Ramainya nods yang mengelilingi dan saling menjembatani tiga poros tersebut dapat dikatakan sebagai kelompok audiens yang lebih impulsif dan reaktif terhadap penafsiran ‘nasionalisme islamik’ dan ‘nasionalisme kebangsaan’ yang berasal dari sumber referensi nasionalisme yang kurang kredibel.

Pada Gambar 2, ada dua lokus ‘Nasionalisme Kebangsaan,’ yakni: lokus nasionalisme kebangsaan (X) yang bertumbukan langsung dengan lokus nasionalisme islamik. Selain itu, ada lokus nasionalisme kebangsaan (Y) yang punya cukup banyak nods namun tidak cukup berpengaruh terhadap dinamika perebutan wacana daring.

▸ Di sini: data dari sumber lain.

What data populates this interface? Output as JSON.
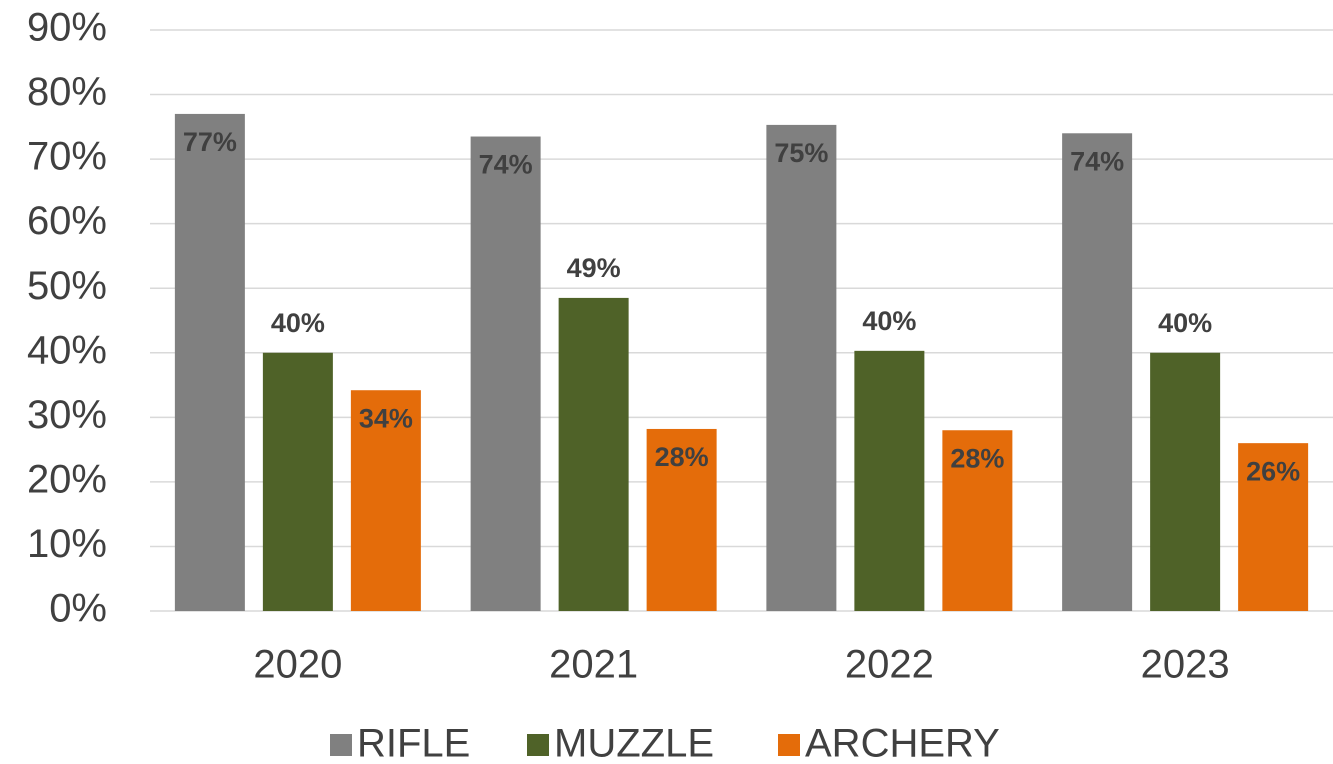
{
  "chart_data": {
    "type": "bar",
    "categories": [
      "2020",
      "2021",
      "2022",
      "2023"
    ],
    "series": [
      {
        "name": "RIFLE",
        "color": "#808080",
        "values": [
          77,
          73.5,
          75.3,
          74
        ],
        "value_labels": [
          "77%",
          "74%",
          "75%",
          "74%"
        ]
      },
      {
        "name": "MUZZLE",
        "color": "#4f6228",
        "values": [
          40,
          48.5,
          40.3,
          40
        ],
        "value_labels": [
          "40%",
          "49%",
          "40%",
          "40%"
        ]
      },
      {
        "name": "ARCHERY",
        "color": "#e46c0a",
        "values": [
          34.2,
          28.2,
          28,
          26
        ],
        "value_labels": [
          "34%",
          "28%",
          "28%",
          "26%"
        ]
      }
    ],
    "ylim": [
      0,
      90
    ],
    "yticks": [
      {
        "value": 0,
        "label": "0%"
      },
      {
        "value": 10,
        "label": "10%"
      },
      {
        "value": 20,
        "label": "20%"
      },
      {
        "value": 30,
        "label": "30%"
      },
      {
        "value": 40,
        "label": "40%"
      },
      {
        "value": 50,
        "label": "50%"
      },
      {
        "value": 60,
        "label": "60%"
      },
      {
        "value": 70,
        "label": "70%"
      },
      {
        "value": 80,
        "label": "80%"
      },
      {
        "value": 90,
        "label": "90%"
      }
    ],
    "grid": true,
    "legend": "bottom"
  }
}
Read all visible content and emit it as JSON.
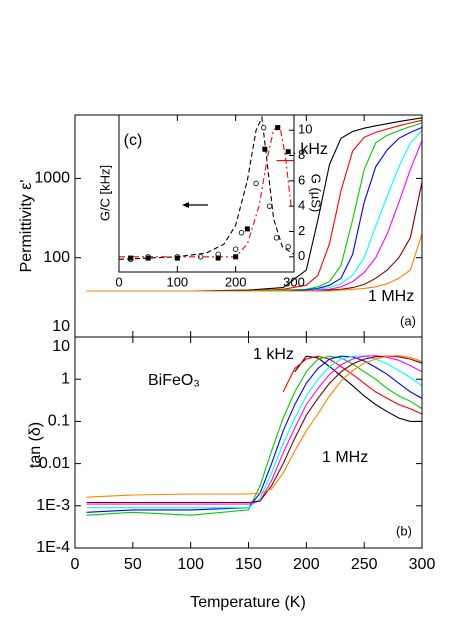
{
  "chart_data": [
    {
      "type": "line",
      "ylabel": "Permittivity ε'",
      "y_scale": "log",
      "ylim": [
        10,
        6300
      ],
      "yticks": [
        10,
        100,
        1000
      ],
      "xlim": [
        0,
        300
      ],
      "x": [
        10,
        50,
        100,
        150,
        180,
        200,
        210,
        220,
        230,
        240,
        250,
        260,
        270,
        280,
        290,
        300
      ],
      "series": [
        {
          "color": "#000000",
          "values": [
            38,
            38,
            38,
            39,
            42,
            70,
            300,
            1500,
            3200,
            3900,
            4300,
            4600,
            4900,
            5200,
            5500,
            5800
          ]
        },
        {
          "color": "#ff0000",
          "values": [
            38,
            38,
            38,
            38,
            40,
            45,
            60,
            150,
            700,
            2200,
            3300,
            3800,
            4200,
            4600,
            5000,
            5400
          ]
        },
        {
          "color": "#00cc00",
          "values": [
            38,
            38,
            38,
            38,
            39,
            40,
            43,
            50,
            80,
            300,
            1300,
            2800,
            3500,
            4000,
            4500,
            5000
          ]
        },
        {
          "color": "#0000ff",
          "values": [
            38,
            38,
            38,
            38,
            38,
            39,
            41,
            45,
            55,
            110,
            500,
            1400,
            2300,
            3200,
            3800,
            4400
          ]
        },
        {
          "color": "#00ffff",
          "values": [
            38,
            38,
            38,
            38,
            38,
            38,
            40,
            42,
            47,
            60,
            100,
            250,
            600,
            1400,
            2800,
            4000
          ]
        },
        {
          "color": "#ff00ff",
          "values": [
            38,
            38,
            38,
            38,
            38,
            38,
            39,
            40,
            43,
            50,
            65,
            100,
            200,
            500,
            1300,
            3000
          ]
        },
        {
          "color": "#800000",
          "values": [
            38,
            38,
            38,
            38,
            38,
            38,
            38,
            39,
            40,
            42,
            46,
            55,
            70,
            100,
            180,
            900
          ]
        },
        {
          "color": "#ff8000",
          "values": [
            38,
            38,
            38,
            38,
            38,
            38,
            38,
            38,
            39,
            40,
            41,
            43,
            47,
            55,
            70,
            200
          ]
        }
      ],
      "annotations": [
        "1 kHz",
        "1 MHz"
      ],
      "panel_label": "(a)"
    },
    {
      "type": "line",
      "ylabel": "tan (δ)",
      "xlabel": "Temperature (K)",
      "y_scale": "log",
      "ylim": [
        0.0001,
        10
      ],
      "yticks": [
        10,
        1,
        0.1,
        0.01,
        {
          "value": 0.001,
          "label": "1E-3"
        },
        {
          "value": 0.0001,
          "label": "1E-4"
        }
      ],
      "xlim": [
        0,
        300
      ],
      "xticks": [
        0,
        50,
        100,
        150,
        200,
        250,
        300
      ],
      "x": [
        10,
        50,
        100,
        150,
        160,
        170,
        180,
        190,
        200,
        210,
        220,
        230,
        240,
        250,
        260,
        270,
        280,
        290,
        300
      ],
      "series": [
        {
          "color": "#000000",
          "values": [
            null,
            null,
            null,
            null,
            null,
            null,
            null,
            1.5,
            3.5,
            3.2,
            2,
            1.2,
            0.7,
            0.4,
            0.25,
            0.17,
            0.12,
            0.1,
            0.1
          ]
        },
        {
          "color": "#ff0000",
          "values": [
            null,
            null,
            null,
            null,
            null,
            null,
            0.5,
            1.8,
            3,
            3.5,
            3,
            2,
            1.3,
            0.8,
            0.5,
            0.35,
            0.25,
            0.2,
            0.15
          ]
        },
        {
          "color": "#00cc00",
          "values": [
            0.0006,
            0.0007,
            0.0006,
            0.0008,
            0.003,
            0.02,
            0.12,
            0.5,
            1.5,
            3,
            3.5,
            3.2,
            2.3,
            1.5,
            1,
            0.6,
            0.4,
            0.3,
            0.2
          ]
        },
        {
          "color": "#0000ff",
          "values": [
            0.0007,
            0.0008,
            0.0008,
            0.0009,
            0.002,
            0.01,
            0.06,
            0.25,
            0.8,
            1.8,
            3,
            3.5,
            3.4,
            2.7,
            1.9,
            1.3,
            0.8,
            0.5,
            0.35
          ]
        },
        {
          "color": "#00ffff",
          "values": [
            0.0009,
            0.0009,
            0.0009,
            0.0009,
            0.0015,
            0.006,
            0.03,
            0.12,
            0.4,
            1,
            2,
            3,
            3.5,
            3.5,
            3,
            2.3,
            1.6,
            1.1,
            0.7
          ]
        },
        {
          "color": "#ff00ff",
          "values": [
            0.0011,
            0.0011,
            0.0011,
            0.0011,
            0.0013,
            0.004,
            0.018,
            0.07,
            0.25,
            0.6,
            1.3,
            2.2,
            3,
            3.5,
            3.6,
            3.3,
            2.8,
            2.1,
            1.5
          ]
        },
        {
          "color": "#800000",
          "values": [
            0.0012,
            0.0012,
            0.0012,
            0.0012,
            0.0013,
            0.003,
            0.01,
            0.04,
            0.14,
            0.35,
            0.8,
            1.5,
            2.3,
            3,
            3.4,
            3.5,
            3.4,
            3,
            2.4
          ]
        },
        {
          "color": "#ff8000",
          "values": [
            0.0016,
            0.0018,
            0.0019,
            0.0019,
            0.002,
            0.0025,
            0.006,
            0.02,
            0.06,
            0.15,
            0.4,
            0.9,
            1.6,
            2.4,
            3,
            3.5,
            3.6,
            3.3,
            2.6
          ]
        }
      ],
      "annotations": [
        "BiFeO₃",
        "1 kHz",
        "1 MHz"
      ],
      "panel_label": "(b)"
    },
    {
      "type": "line",
      "ylabel": "G/C [kHz]",
      "y2label": "G (µS)",
      "xlim": [
        0,
        300
      ],
      "xticks": [
        0,
        100,
        200,
        300
      ],
      "ylim": [
        -1.2,
        11.2
      ],
      "y2lim": [
        -1.2,
        11.2
      ],
      "y2ticks": [
        0,
        2,
        4,
        6,
        8,
        10
      ],
      "series": [
        {
          "color": "#000000",
          "line_style": "dash",
          "marker": "none",
          "x": [
            0,
            50,
            100,
            150,
            180,
            200,
            220,
            235,
            245,
            255,
            265,
            280,
            300
          ],
          "values": [
            -0.2,
            -0.1,
            0,
            0.3,
            1,
            2.5,
            6,
            10,
            11,
            7,
            3,
            0.8,
            0.2
          ]
        },
        {
          "color": "#000000",
          "line_style": "none",
          "marker": "circle-open",
          "x": [
            20,
            50,
            100,
            140,
            170,
            200,
            210,
            235,
            248,
            258,
            270,
            290
          ],
          "values": [
            -0.2,
            0,
            0,
            0,
            0.2,
            0.6,
            1.9,
            5.8,
            10.2,
            4,
            1.5,
            0.8
          ]
        },
        {
          "color": "#ff0000",
          "line_style": "dashdot",
          "marker": "none",
          "axis": "y2",
          "x": [
            0,
            100,
            200,
            220,
            240,
            255,
            265,
            275,
            285,
            295
          ],
          "values": [
            0,
            0,
            0,
            1,
            4,
            8,
            10,
            10.5,
            8,
            4
          ]
        },
        {
          "color": "#000000",
          "line_style": "none",
          "marker": "square",
          "axis": "y2",
          "x": [
            20,
            50,
            100,
            170,
            200,
            220,
            250,
            272,
            290
          ],
          "values": [
            -0.1,
            -0.1,
            -0.1,
            -0.1,
            0,
            2.2,
            8.5,
            10.2,
            8.3
          ]
        },
        {
          "color": "#ff0000",
          "line_style": "solid",
          "marker": "none",
          "axis": "y2",
          "x": [
            270,
            300
          ],
          "values": [
            7.6,
            7.6
          ]
        }
      ],
      "panel_label": "(c)"
    }
  ]
}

Lokus nasionalisme kebangsaan (Y) bukan satu-satunya yang tidak terlibat dalam perebutan wacana, namun gelembung nasionalisme sarkastik juga termasuk. Poros @PolJokesID punya nods yang agak lumayan banyak, namun didominasi oleh sentimen negatif. @PolJokesID adalah page yang memuat meme-meme sarkastik yang menaruh rasa ketidak-percayaan, sinisme dan skeptisisme terhadap wacana yang merepresentasikan nasionalisme di Indonesia, baik itu yang berangkat dari kacamata keislaman, ataupun dari kacamata kebangsaan.

Nods yang berkerumun pada poros ini adalah mereka-mereka yang percaya bahwa, nasionalime islamik tidak memadai untuk dijadikan pedoman, dan nasionalisme kebangsaan adalah modus keberpihakan militer dan swasta.

Gambar 2 dapat disimpulkan sebagai berikut: satu, sumber wacana nasionalisme di ruang maya Indonesia justru didominasi dari akun-akun yang memiliki kredibilitas rendah. Kedua, padatnya nods yang berada pada gelembung perdebatan utama menandakan bahwa sentimen perseteruan antara nasionalisme islamik pro-islamisasi Indonesia dan nasionalisme kebangsaan yang menyimpan tendensi ultra-nasionalis cenderung tinggi.

Berkaitan dengan temuan tersebut, uraian berikutnya akan memuat: (1) tentang peta persaingan wacana (PKI, Anti-PKI, Khilafah, Pancasila, Demokrasi, dan kata kunci lain yang berkaitan) yang dibawa oleh kelompok nasionalisme islamik dan nasionalisme kebangsaan; (2) tentang kesenjangan antara realita di media sosial dan media pemberitaan daring; (3) tentang catatan tambahan terkait temuan data-data tersebut. Namun, karena keterbatasan ruang, maka uraiannya akan diulas dalam lain diskusi.